Tuesday, November 1, 2011

Radar LARB


Some recent blips:

"Conquering Hero or What I Saw
From the Train" by LARB Poetry Editor Gabrielle Calvocoressi: "Back when I lived in New York and worked at a job I didn’t love I’d get off the train at Bergen and walk home and think about all the things I’d do once I didn’t have to work that stupid job anymore. Usually by the time I got to Berkeley Place I’d have crafted a narrative that included a lovely house, a dog, another lovely house and shelf of books with my name on the spine. I’d turn the corner and look at the red lights on top of the Twin Towers and marvel that I lived in New York. Then I’d make my way to our brownstone apartment and the beginnings of my marriage and sometimes I’d even be grateful for everything I had right at that moment in my life."

Drake Bennett on "David Graeber: The Anti-leader of Occupy Wall-Street": "David Graeber likes to say that he had three goals for the year: promote his book, learn to drive, and launch a worldwide revolution. The first is going well, the second has proven challenging, and the third is looking up."

"The Perils of Pauline" by Renata Adler: "Normally, no art can support for long the play of a major intelligence, working flat out, on a quotidian basis. No serious critic can devote himself, frequently, exclusively, and indefinitely, to reviewing works most of which inevitably cannot bear, would even be misrepresented by, review in depth."

"Watch this Man" by Pankaj Mishra: "This wistful vision of an empire on which the sun need never have set had an immediately obvious defect. It grossly underestimated – in fact, ignored altogether – the growing strength of anti-colonial movements across Asia, which, whatever happened in Europe, would have undermined Britain’s dwindling capacity to manage its vast overseas holdings."
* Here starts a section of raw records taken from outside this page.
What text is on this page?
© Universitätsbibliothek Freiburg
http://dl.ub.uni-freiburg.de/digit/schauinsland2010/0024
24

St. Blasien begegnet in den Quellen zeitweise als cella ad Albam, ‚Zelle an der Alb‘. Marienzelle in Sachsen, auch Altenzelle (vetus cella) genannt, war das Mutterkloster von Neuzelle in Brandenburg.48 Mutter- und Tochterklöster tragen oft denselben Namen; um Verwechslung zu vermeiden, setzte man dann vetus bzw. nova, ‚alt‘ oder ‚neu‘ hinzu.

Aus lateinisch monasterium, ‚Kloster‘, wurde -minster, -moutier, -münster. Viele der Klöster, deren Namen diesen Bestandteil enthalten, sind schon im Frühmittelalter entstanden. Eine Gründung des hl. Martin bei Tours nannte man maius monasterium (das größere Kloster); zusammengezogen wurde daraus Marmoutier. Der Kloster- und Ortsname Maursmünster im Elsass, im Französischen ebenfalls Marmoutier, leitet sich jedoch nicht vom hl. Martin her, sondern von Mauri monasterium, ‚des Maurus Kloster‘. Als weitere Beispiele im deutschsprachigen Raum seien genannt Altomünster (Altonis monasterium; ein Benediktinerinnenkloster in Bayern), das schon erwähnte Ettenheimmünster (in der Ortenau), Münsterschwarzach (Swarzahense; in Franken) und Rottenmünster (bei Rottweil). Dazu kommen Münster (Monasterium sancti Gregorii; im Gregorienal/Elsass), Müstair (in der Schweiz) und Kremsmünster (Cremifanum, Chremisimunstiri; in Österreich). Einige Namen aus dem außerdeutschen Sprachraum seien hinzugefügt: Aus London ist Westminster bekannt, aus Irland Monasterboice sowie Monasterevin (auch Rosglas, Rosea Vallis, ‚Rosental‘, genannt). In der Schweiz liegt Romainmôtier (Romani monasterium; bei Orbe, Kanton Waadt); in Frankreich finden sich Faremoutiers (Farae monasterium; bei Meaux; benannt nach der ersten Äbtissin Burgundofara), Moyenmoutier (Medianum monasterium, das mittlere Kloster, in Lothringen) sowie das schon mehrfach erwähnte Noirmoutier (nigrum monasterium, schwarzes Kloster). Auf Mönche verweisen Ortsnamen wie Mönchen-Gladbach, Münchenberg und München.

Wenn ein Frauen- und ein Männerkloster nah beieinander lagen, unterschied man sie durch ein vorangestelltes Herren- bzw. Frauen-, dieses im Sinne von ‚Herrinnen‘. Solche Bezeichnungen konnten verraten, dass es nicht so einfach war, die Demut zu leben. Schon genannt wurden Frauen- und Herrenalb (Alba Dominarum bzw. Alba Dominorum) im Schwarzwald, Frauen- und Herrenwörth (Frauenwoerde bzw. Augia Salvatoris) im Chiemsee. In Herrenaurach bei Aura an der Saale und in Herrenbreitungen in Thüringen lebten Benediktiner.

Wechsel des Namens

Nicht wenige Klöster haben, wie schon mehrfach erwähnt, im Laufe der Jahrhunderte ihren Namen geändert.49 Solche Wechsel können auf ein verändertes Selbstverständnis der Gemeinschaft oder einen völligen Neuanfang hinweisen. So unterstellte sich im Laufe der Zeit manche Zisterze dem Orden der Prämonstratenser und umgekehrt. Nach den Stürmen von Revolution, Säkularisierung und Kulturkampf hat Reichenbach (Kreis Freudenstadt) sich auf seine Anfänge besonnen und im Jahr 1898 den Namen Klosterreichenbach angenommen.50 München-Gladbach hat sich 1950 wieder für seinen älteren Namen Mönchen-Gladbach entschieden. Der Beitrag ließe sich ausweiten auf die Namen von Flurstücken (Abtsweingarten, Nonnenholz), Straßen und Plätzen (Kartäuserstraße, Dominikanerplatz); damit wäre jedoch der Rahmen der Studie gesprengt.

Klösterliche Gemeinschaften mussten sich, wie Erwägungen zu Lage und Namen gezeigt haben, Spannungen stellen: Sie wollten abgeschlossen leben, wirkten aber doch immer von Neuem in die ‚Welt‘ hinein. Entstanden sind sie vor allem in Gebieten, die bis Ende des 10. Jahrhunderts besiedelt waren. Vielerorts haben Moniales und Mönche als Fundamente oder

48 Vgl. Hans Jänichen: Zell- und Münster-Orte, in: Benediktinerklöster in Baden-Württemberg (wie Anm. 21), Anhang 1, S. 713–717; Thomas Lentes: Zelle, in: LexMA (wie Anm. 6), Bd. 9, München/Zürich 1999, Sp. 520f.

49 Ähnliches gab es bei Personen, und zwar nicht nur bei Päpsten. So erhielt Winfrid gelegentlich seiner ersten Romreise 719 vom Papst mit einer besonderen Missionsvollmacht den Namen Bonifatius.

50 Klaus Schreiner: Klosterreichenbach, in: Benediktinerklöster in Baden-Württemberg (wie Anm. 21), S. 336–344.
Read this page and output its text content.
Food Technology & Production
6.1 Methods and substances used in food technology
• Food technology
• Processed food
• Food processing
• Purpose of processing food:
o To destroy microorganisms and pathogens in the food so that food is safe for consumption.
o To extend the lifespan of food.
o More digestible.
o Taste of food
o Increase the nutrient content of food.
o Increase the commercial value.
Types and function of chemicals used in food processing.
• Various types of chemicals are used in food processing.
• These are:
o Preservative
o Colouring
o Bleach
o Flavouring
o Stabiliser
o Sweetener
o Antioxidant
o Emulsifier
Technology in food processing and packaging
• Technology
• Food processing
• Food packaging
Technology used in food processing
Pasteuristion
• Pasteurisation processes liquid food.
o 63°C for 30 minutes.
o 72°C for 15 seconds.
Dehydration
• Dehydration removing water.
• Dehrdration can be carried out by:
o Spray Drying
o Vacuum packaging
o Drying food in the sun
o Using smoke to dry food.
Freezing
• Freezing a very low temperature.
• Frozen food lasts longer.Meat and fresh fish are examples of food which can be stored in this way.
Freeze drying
Zach Baron on John Jeremiah Sullivan: "To be a writer is to obsess about other writers. Mostly it is to obsess about other, better writers. Infinite Jest is an exceptionally good novel. But David Foster Wallace so haunts the modern literary imagination, not because of Infinite Jest, or the unfinished and uneven The Pale King, or any of his other books. Wallace is the object of a generation’s adoration on account of his unavoidably evident talent, which so patently surpassed that of his peers that, in a sense, it was immaterial what he did with it."